Parfois, les hymnes de Lynch au pouvoir de l'amour peuvent sembler guindés, ce qui est juste : l'éclat de l'artifice était également un élément essentiel de l'esthétique du cinéaste. Il était notre poète lauréat du kitsch, l’artiste qui comprenait mieux que quiconque les surfaces artificielles brillantes de la vie américaine et leurs dessous sales. Il aimait aussi ces surfaces et savait intuitivement que l’obscurité et la lumière étaient les deux faces d’une même pièce. Et il le pensait, à chaque fois.

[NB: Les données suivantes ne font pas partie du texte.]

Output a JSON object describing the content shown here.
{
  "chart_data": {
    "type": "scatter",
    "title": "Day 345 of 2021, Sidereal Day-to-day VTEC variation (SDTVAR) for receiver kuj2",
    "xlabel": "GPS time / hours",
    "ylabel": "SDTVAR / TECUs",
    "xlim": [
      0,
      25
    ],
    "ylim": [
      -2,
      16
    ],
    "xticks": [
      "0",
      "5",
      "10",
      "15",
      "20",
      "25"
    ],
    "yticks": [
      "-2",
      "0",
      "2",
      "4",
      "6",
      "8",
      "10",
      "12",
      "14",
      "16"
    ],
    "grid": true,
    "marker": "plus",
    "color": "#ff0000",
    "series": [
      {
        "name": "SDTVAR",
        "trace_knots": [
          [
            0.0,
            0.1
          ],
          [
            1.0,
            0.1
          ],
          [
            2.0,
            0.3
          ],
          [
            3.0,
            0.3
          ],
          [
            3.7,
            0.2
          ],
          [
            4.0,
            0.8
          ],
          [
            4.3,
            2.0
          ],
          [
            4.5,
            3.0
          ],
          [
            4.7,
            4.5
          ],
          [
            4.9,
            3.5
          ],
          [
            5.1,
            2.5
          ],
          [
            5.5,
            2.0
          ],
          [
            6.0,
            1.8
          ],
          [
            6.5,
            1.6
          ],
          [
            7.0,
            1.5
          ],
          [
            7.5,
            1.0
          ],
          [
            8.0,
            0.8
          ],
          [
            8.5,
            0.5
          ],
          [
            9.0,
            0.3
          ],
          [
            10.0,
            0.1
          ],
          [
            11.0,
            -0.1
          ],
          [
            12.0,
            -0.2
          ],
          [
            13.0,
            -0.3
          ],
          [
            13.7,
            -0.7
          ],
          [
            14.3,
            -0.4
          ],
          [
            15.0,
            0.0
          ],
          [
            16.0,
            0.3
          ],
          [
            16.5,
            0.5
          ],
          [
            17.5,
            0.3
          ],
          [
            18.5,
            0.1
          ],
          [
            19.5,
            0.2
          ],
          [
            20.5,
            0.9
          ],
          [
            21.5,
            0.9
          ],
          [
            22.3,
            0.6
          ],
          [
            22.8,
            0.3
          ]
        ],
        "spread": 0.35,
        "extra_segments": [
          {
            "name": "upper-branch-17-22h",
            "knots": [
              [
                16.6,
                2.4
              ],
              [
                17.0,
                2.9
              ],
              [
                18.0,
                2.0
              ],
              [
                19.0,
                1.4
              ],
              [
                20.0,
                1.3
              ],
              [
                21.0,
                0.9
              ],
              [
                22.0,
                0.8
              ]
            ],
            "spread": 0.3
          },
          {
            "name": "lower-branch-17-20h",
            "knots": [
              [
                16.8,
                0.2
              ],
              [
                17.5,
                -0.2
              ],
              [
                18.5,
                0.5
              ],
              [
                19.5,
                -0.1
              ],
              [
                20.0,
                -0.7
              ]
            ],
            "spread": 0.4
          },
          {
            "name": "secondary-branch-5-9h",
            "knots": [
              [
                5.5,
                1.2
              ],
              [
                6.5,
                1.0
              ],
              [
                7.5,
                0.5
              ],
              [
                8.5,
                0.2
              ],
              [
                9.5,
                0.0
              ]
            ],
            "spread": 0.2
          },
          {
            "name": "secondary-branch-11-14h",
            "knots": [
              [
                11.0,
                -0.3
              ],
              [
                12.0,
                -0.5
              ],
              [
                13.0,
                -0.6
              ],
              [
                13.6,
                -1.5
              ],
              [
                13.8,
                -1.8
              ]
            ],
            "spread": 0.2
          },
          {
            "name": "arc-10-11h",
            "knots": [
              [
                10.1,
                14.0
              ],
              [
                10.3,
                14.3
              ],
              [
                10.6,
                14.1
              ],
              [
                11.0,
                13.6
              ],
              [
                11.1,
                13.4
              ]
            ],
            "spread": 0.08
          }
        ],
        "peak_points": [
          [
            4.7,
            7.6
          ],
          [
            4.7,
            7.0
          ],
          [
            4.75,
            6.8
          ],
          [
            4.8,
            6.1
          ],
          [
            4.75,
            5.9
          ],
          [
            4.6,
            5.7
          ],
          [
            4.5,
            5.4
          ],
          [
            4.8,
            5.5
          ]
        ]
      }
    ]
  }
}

Lorsque David Lynch est revenu à l'écran dans le rôle du directeur adjoint du FBI, Gordon Cole, dansTwin Peaks : Le retouret a dit aux transphobes de « réparer leur cœur ou de mourir », il le pensait vraiment. Lorsqu'il écrit le monologue que Laura Dern livre à la fin deVelours bleu, décrivant « des milliers de rouges-gorges » volant et apportant avec eux une « lumière aveuglante d’amour », « et il semblait que l’amour serait la seule chose qui ferait une différence », il voulait dire cela aussi. Lynch appréciait autant les merles que les vers, comme peu d'autres l'ont fait auparavant.
Mais le moment le plus cathartique d'amour dévastateur et éclairant dans la filmographie de Lynch survient à la fin de. Après la fin horrible de sa courte vie, Laura Palmer (Lee) quitte un monde qui ne lui a apporté que traumatismes et souffrances et entre dans le purgatoire fermé de la Chambre Rouge de Lynch. Là, elle est accueillie par un autre ange, celui-ci avec de grandes ailes à plumes blanches, qui la couvre de lumière bleue et lui enlève sa douleur. Elle se met à pleurer, puis à rire, un sourire de soulagement s'étalant sur son visage.
David Lynch a traversé les ténèbres et est entré dans la lumière. Il a transcendé la dualité de la vie et de la mort, et maintenant il ne fait plus qu'un avec tout. Quelle chance nous avons eu de l’avoir.